Integrating with Existing Systems
The event-driven architecture makes integration straightforward. You can consume events to log conversations, update databases, trigger workflows, or feed into analytics pipelines. The WebSocket interface can be adapted to work with existing web applications or mobile apps.
Performance Considerations and Best Practices
When building production voice AI systems, performance becomes critical. Here are key considerations drawn from the Voice Sandwich Demo’s architecture.
Latency Optimization
The streaming architecture minimizes perceived latency by overlapping operations. While the TTS is generating audio for the first part of the response, the agent is already working on the next section. Choose API regions close to your users and consider caching common responses to further reduce latency.
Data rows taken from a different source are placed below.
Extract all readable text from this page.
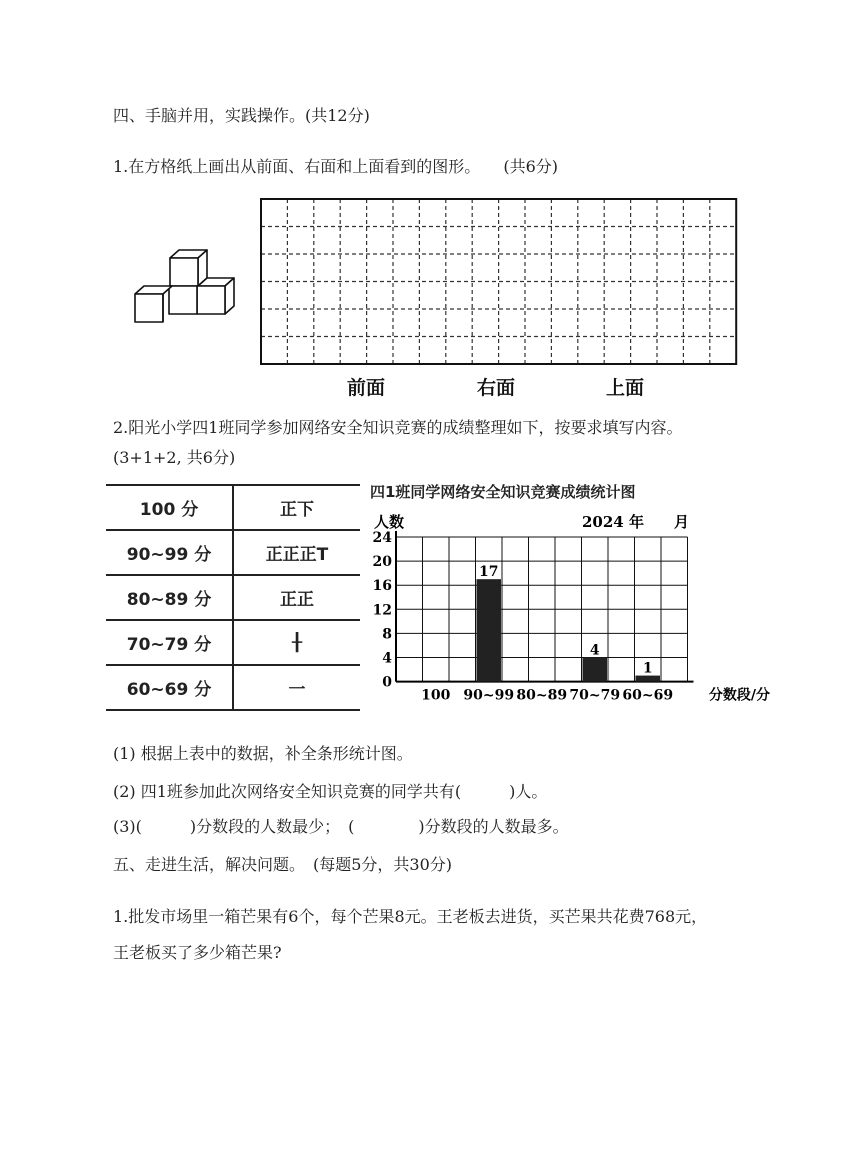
四、手脑并用，实践操作。(共12分)
1.在方格纸上画出从前面、右面和上面看到的图形。 (共6分)
前面	右面	上面
2.阳光小学四1班同学参加网络安全知识竞赛的成绩整理如下，按要求填写内容。
(3+1+2, 共6分)
100 分	正下
90~99 分	正正正T
80~89 分	正正
70~79 分	╂
60~69 分	一
四1班同学网络安全知识竞赛成绩统计图
人数	2024 年　　月
0
4
8
12
16
20
24
100 90~99
17
80~89 70~79
4
60~69
1
分数段/分
(1) 根据上表中的数据，补全条形统计图。
(2) 四1班参加此次网络安全知识竞赛的同学共有(　　　)人。
(3)(　　　)分数段的人数最少；　(　　　　)分数段的人数最多。
五、走进生活，解决问题。　(每题5分，共30分)
1.批发市场里一箱芒果有6个，每个芒果8元。王老板去进货，买芒果共花费768元，
王老板买了多少箱芒果?
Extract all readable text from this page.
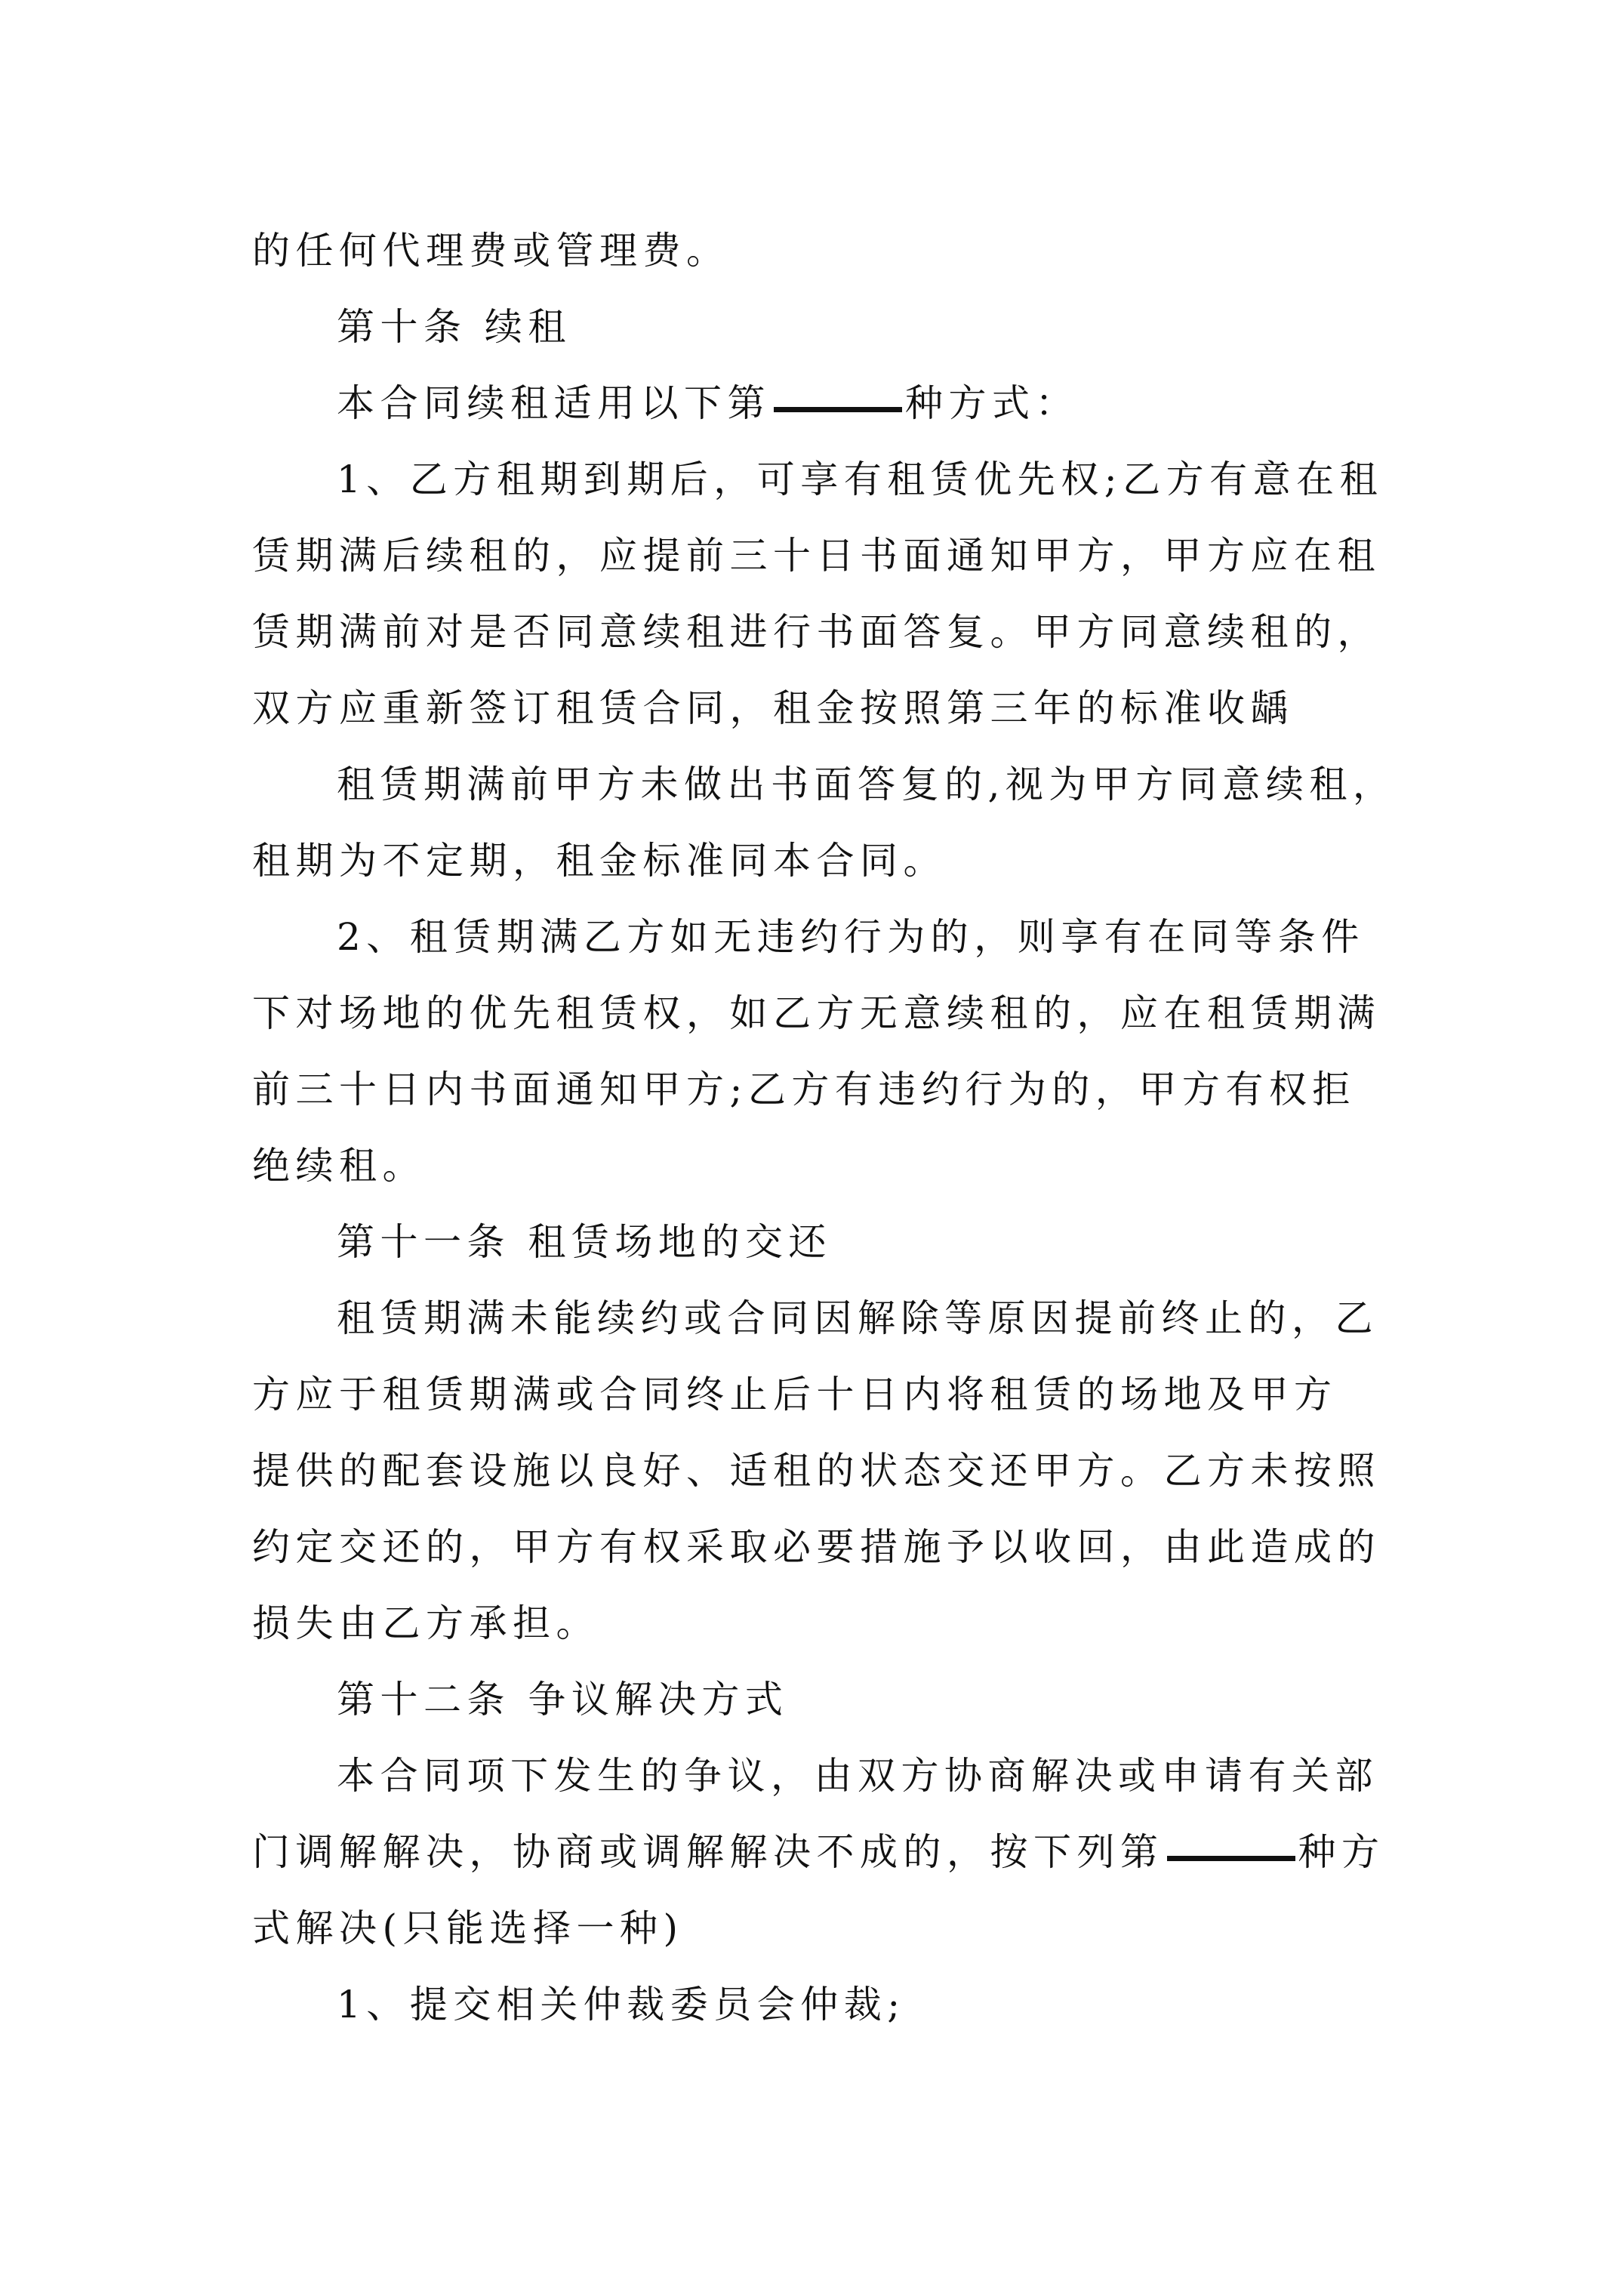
的任何代理费或管理费。

第十条 续租

本合同续租适用以下第	种方式：

1、乙方租期到期后，可享有租赁优先权;乙方有意在租

赁期满后续租的，应提前三十日书面通知甲方，甲方应在租

赁期满前对是否同意续租进行书面答复。甲方同意续租的，

双方应重新签订租赁合同，租金按照第三年的标准收龋

租赁期满前甲方未做出书面答复的,视为甲方同意续租，

租期为不定期，租金标准同本合同。

2、租赁期满乙方如无违约行为的，则享有在同等条件

下对场地的优先租赁权，如乙方无意续租的，应在租赁期满

前三十日内书面通知甲方;乙方有违约行为的，甲方有权拒

绝续租。

第十一条 租赁场地的交还

租赁期满未能续约或合同因解除等原因提前终止的，乙

方应于租赁期满或合同终止后十日内将租赁的场地及甲方

提供的配套设施以良好、适租的状态交还甲方。乙方未按照

约定交还的，甲方有权采取必要措施予以收回，由此造成的

损失由乙方承担。

第十二条 争议解决方式

本合同项下发生的争议，由双方协商解决或申请有关部

门调解解决，协商或调解解决不成的，按下列第	种方

式解决(只能选择一种)

1、提交相关仲裁委员会仲裁;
Error Handling and Resilience
Production systems need robust error handling. The demo shows patterns for managing failures in any stage of the pipeline without crashing the entire system. Implement retry logic for transient API failures, provide fallback responses when services are unavailable, and ensure graceful degradation.
Cost Management
Voice AI can be expensive at scale. Monitor API usage across all services, implement request throttling to prevent runaway costs, and consider caching or pre-generating responses for common queries. For data engineering use cases, batch processing might be more cost-effective than real-time for non-critical workflows.
Conclusion: The Future of Voice AI Development
The Voice Sandwich Demo represents a significant step forward in making voice AI accessible to developers. By providing complete, production-quality implementations in both TypeScript and Python, LangChain has created a valuable learning resource and foundation for building real-world applications.
For data engineers, this project opens new possibilities for creating voice-driven data interfaces, enabling natural language interaction with analytics systems, or building accessible data exploration tools. The streaming architecture patterns demonstrated here can be applied far beyond voice AI—they’re relevant for any real-time processing pipeline.
The key takeaways are clear: modern voice AI doesn’t require massive infrastructure or specialized expertise. With the right combination of services and architectural patterns, you can build responsive, natural-feeling voice interfaces that deliver genuine value to users. The async generator pattern enables true streaming processing, making experiences feel instantaneous. And modular design allows you to adapt and extend the system as requirements evolve.
Ready to build your own voice AI application? Start by cloning the Voice Sandwich Demo repository, experiment with the implementations, and adapt the patterns to your specific use case. Whether you’re automating customer service, building accessibility tools, or creating voice-controlled data interfaces, this project provides a solid foundation for innovation.